Publié le 17 mai 2024 |
0Les échos #15-2024
Les anglais qui s’inquiètent de souveraineté alimentaire, tiens, tiens, une reine batave en Australie, un Farm Bill sous pression des lobbies, des gouverneurs qui veulent sauver la viande des « élites mondiales ». On voyage un peu cette semaine dans les Échos du 17 mai 2024 !

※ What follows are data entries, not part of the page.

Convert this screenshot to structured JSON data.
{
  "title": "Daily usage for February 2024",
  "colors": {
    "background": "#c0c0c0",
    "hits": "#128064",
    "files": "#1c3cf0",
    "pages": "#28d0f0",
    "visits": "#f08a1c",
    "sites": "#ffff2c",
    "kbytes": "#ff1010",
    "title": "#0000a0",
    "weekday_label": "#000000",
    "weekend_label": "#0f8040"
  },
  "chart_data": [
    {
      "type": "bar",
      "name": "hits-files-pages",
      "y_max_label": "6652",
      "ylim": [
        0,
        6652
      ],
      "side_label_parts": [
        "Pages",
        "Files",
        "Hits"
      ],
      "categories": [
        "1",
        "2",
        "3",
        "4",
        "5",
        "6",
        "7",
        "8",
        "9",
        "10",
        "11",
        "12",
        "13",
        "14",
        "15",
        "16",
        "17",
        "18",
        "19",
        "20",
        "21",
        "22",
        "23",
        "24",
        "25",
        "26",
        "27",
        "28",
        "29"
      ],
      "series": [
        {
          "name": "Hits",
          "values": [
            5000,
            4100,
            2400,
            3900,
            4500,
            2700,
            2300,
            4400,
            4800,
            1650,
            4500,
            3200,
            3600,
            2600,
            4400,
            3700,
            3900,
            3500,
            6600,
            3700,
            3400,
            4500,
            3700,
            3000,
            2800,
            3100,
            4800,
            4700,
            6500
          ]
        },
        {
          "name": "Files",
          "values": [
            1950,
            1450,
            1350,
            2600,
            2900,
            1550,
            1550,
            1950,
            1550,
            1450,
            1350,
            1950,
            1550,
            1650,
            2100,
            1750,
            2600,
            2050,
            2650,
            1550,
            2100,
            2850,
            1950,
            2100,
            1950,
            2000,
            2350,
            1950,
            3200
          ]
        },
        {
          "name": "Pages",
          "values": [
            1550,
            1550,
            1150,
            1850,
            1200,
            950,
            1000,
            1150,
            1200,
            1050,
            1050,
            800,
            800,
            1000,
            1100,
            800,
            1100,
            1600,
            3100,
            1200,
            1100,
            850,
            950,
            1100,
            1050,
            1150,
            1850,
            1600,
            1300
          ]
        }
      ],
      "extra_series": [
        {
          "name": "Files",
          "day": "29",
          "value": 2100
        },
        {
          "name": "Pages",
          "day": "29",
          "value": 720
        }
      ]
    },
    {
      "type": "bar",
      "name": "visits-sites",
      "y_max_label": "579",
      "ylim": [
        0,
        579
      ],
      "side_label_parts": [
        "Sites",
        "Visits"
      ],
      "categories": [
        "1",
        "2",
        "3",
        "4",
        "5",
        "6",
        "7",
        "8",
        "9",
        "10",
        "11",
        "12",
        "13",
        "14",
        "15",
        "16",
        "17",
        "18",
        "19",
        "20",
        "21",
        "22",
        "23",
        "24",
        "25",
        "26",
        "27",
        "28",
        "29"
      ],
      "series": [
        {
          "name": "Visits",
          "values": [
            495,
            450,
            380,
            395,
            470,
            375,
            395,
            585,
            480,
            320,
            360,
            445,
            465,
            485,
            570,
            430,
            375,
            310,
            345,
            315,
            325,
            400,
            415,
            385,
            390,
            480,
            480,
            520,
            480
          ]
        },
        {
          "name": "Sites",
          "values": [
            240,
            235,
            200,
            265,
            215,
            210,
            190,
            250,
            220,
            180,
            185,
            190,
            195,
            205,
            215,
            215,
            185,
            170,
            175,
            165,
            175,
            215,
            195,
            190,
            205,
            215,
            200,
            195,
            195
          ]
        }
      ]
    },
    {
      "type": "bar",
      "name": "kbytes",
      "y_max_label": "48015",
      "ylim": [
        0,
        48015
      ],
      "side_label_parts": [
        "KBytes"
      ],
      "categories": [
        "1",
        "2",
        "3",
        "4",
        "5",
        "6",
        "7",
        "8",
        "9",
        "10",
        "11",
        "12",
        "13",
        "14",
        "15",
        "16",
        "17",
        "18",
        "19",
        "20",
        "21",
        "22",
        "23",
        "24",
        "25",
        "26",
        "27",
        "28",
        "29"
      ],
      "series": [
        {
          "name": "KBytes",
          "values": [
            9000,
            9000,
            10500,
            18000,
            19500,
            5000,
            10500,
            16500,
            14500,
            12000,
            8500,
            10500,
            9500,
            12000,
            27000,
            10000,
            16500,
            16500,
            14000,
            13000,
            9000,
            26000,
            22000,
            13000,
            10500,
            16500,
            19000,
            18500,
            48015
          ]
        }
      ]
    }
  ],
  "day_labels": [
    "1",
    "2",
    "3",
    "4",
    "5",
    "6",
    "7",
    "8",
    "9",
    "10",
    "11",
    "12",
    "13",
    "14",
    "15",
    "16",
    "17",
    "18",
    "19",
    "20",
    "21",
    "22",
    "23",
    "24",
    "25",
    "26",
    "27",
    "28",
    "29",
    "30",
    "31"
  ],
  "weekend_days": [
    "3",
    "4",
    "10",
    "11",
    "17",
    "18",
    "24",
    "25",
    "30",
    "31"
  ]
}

Visiblement, la souveraineté alimentaire est le nouveau concept à la mode, c’est un des points de la campagne électorale européenne en cours, c’est le principal argument brandi pour freiner (à tort ou raison ce n’est pas ici que l’on va en décider) le verdissement des politiques agricoles européennes et il percole jusqu’à la, pourtant très libérale, Grande-Bretagne. Pour un pays qui n’avait pas fait grand cas de la chose jusqu’à présent, la volte-face est d’autant plus surprenante. Cette semaine, le Premier ministre a annoncé que le gouvernement allait évaluer la sécurité alimentaire annuellement en surveillant plusieurs indicateurs, la production domestique, l’utilisation des terres, le coût des intrants et la productivité des agriculteurs. En parallèle Downing Street a présenté un plan « fruits et légumes » dont le taux de couverture, la fameuse « autosuffisance » , est faible, atteignant 17 % en fruits et 55 % en légumes (en France on est à 30 et 70 %) pour justement développer ces productions localement et mieux les protéger des avanies du climat.
Down under
Ce soudain empressement à s’inquiéter de sécurité alimentaire ( à ne pas confondre avec la souveraineté, laquelle n’implique pas forcément l’autosuffisance et la sécurité des approvisionnements !) a aussi gagné l’Australie dont les parlementaires viennent de plancher sur la question et de livrer un fort rapport de 227 pages… Toute cette précipitation autour de cette question est en grande partie liée à l’épisode Covid et à la désorganisation (ailleurs qu’en Europe majoritairement au moins sur la partie alimentaire) de la supply chain alimentaire. Il faudra un jour que les historiens se penchent là-dessus pour voir comment cette crise mondiale a tordu les représentations que nous pouvions avoir des systèmes alimentaires.
Le steak de la guerre
Changeons de continent et attardons-nous un peu aux États-Unis où l’actualité, moins brûlante qu’au Canada, reste intense. Le monde de l’élevage bovin y reste sur la défensive avec un nombre de vêlages qui a reculé au niveau de ce qu’il était en 1948. Les éleveurs ont fortement décapitalisé ces dernières années et, malgré des conditions bien plus favorables, herbe en abondance, prix de l’aliment en baisse, ils restent frileux. De quoi mettre les grands industriels de la viande sous pression. Et c’est le poulet qui tirera vraisemblablement son épingle du jeu alors que la demande de viande bovine élevée à l’herbe ne cesse de croître. Toujours aux États-Unis, la bataille continue de faire rage contre la viande de synthèse. Avec quelques accents populistes comme ceux du gouverneur de Floride qui vient, selon lui, de « sauver la viande bovine de l’élite mondiale » en interdisant la production et la vente de ces produits dans l’État. L’Alabama avait fait de même quelques jours avant.
Gros porte-monnaie
En attendant, le pays va peut-être en terminer, avec plus de six mois de retard, avec l’adoption de son nouveau Farm Bill qui encadrera le soutien américain à l’agriculture pour les cinq prochaines années. Le texte définitif doit arriver devant les parlementaires la semaine prochaine. Une grande partie des blocages semble avoir été levée, reste celui du financement… Une question à 1 500 milliards de dollars dont une bonne partie est dirigée vers les programmes nutritionnels. Pas étonnant, vu les sommes dédiées, que les appétits soient aiguisés… Une étude vient de révéler que les différentes composantes de l’agro-industrie ont dépensé (investi ?) plus de 500 millions de dollars en lobbying depuis 2019 dans le cadre de l’élaboration de ce nouveau Farm Bill. Quand les ONG, les nations tribales, les syndicats, les États et le Gouvernement ont dépensé (investi ?) 95 M$.
Batave devenue reine
Dans le top 3, on trouve la Chambre américaine du commerce, un lobby des biotechs, Bayer, suivi par des industriels de l’agroalimentaire, la fédération des boulangers, un producteur de sucres… Si vous cherchez de la lecture pour ce week-end, le rapport complet est là. Si vous avez besoin de choses plus légères pour écarter la fureur du monde qui nous entoure, plongez dans la belle histoire de Priscilla Oberreiner, batave devenue reine en Australie, dans ce bras perdu du Nil ou dans l’effrayante capacité des chauves-souris à se faire réservoir des pires virus (bon ok, ça c’est moins léger mais c’est intéressant !).